Players move ships individually up to a maximum distance listed on their ship roster. For example, the HMS Hood has a speed of 6, which means it may move up to 6 inches during the movement phase. Turns are handled in a special way. After moving at least half their speed in a straight line, a ship may turn. A special turning template is laid on the ship and the bow is repositioned according to the turning rating of the ship. The HMS Hood has a turning rating of 1, meaning her bow is moved one space on the template. The ship may then continue in a straight line until it has no movement remaining.
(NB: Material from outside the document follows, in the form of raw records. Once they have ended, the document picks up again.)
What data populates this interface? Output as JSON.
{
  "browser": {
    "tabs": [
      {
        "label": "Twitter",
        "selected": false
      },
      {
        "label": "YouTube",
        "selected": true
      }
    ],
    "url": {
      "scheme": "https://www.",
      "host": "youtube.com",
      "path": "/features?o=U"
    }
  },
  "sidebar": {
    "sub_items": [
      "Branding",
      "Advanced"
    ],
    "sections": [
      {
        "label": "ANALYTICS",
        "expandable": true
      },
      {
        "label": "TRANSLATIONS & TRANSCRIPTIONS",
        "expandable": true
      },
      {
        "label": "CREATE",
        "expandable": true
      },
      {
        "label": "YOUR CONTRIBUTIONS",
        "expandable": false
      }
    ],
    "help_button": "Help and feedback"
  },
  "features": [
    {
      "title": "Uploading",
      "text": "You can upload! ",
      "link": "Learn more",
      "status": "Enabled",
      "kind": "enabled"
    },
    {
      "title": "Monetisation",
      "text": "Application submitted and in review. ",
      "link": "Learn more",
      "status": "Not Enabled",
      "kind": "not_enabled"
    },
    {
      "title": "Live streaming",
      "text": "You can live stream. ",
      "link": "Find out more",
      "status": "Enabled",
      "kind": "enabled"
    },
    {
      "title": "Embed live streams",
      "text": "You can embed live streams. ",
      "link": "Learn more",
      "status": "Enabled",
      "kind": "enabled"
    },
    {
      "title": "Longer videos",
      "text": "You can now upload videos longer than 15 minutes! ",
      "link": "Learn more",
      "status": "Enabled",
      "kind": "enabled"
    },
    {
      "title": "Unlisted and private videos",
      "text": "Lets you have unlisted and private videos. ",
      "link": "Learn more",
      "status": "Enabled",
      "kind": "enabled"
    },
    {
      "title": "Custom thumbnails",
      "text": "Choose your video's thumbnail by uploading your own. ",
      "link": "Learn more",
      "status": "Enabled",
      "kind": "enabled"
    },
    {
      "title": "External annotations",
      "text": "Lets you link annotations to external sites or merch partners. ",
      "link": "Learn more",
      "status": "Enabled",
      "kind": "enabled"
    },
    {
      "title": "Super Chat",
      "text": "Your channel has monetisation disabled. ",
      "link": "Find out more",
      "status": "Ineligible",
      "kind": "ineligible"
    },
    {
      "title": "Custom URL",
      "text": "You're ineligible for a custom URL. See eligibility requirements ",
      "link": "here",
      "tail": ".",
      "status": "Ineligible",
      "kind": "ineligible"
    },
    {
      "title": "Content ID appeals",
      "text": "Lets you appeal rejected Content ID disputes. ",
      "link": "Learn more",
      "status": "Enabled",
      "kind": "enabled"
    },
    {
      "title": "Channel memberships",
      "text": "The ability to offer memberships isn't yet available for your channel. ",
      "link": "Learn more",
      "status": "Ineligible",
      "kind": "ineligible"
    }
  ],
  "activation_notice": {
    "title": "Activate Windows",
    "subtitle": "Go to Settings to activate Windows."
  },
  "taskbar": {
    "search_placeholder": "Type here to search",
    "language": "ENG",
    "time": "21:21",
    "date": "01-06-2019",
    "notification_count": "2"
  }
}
All ships must move a minimum of 1 inch, unless damage has left the ship dead in the water.
After all movement has occurred, the Attack phase begins. Like movement, players alternate firing their guns, although no ship is required to fire. Players declare the ship that will fire and the target. The attacking player may not pre-measure ranges or pre-determine if the target is within the correct firing arc. This simulates the split-second decisions that captains were forced to make and the poor range-finding technology of the time. The ship roster will list the weapons available to each ship as well as pertinent information. For example, the HMS Hood, in addition to secondary guns, AA and torpedoes, has several primary guns listed as A, B, X and Y turret. They have a range of 33 inches, an AD (attack dice) of 2, a DD (damage dice) of 3 and the special ability AP (armor piercing). If the enemy is within range, the firing arc is determined. A template shows which arcs each weapon may use. As an example, if the enemy were to the stern of the Hood, the A and B turrets could not fire. Each weapon then rolls a number of dice equal to their AD score. This is compared to the Target number of the enemy ship. The Bismark has a target of 4+ meaning a roll of 4 or greater per die is required to score a hit. Certain modifiers, such as range and silhouette will affect the attack die roll. Once a hit is scored, a number of dice equal to the guns DD score is rolled and compared to the Armor score of the enemy (the Bismark has an armor score of 6+). If the die roll meets or exceeds the armor score, a point of damage is deducted from the ship. A roll of 6 may cause a critical hit. The die is rolled again and a four or higher results in a roll on the critical hit table. This often leads to fires, loss of crew or speed or damage to weapons. When ships lose a certain amount of damage, they become crippled which results in reductions in speed, turning and some weapon systems. If the crew is reduced to a particular threshold, the ship is under a Skeleton Crew which results in deductions and limitations.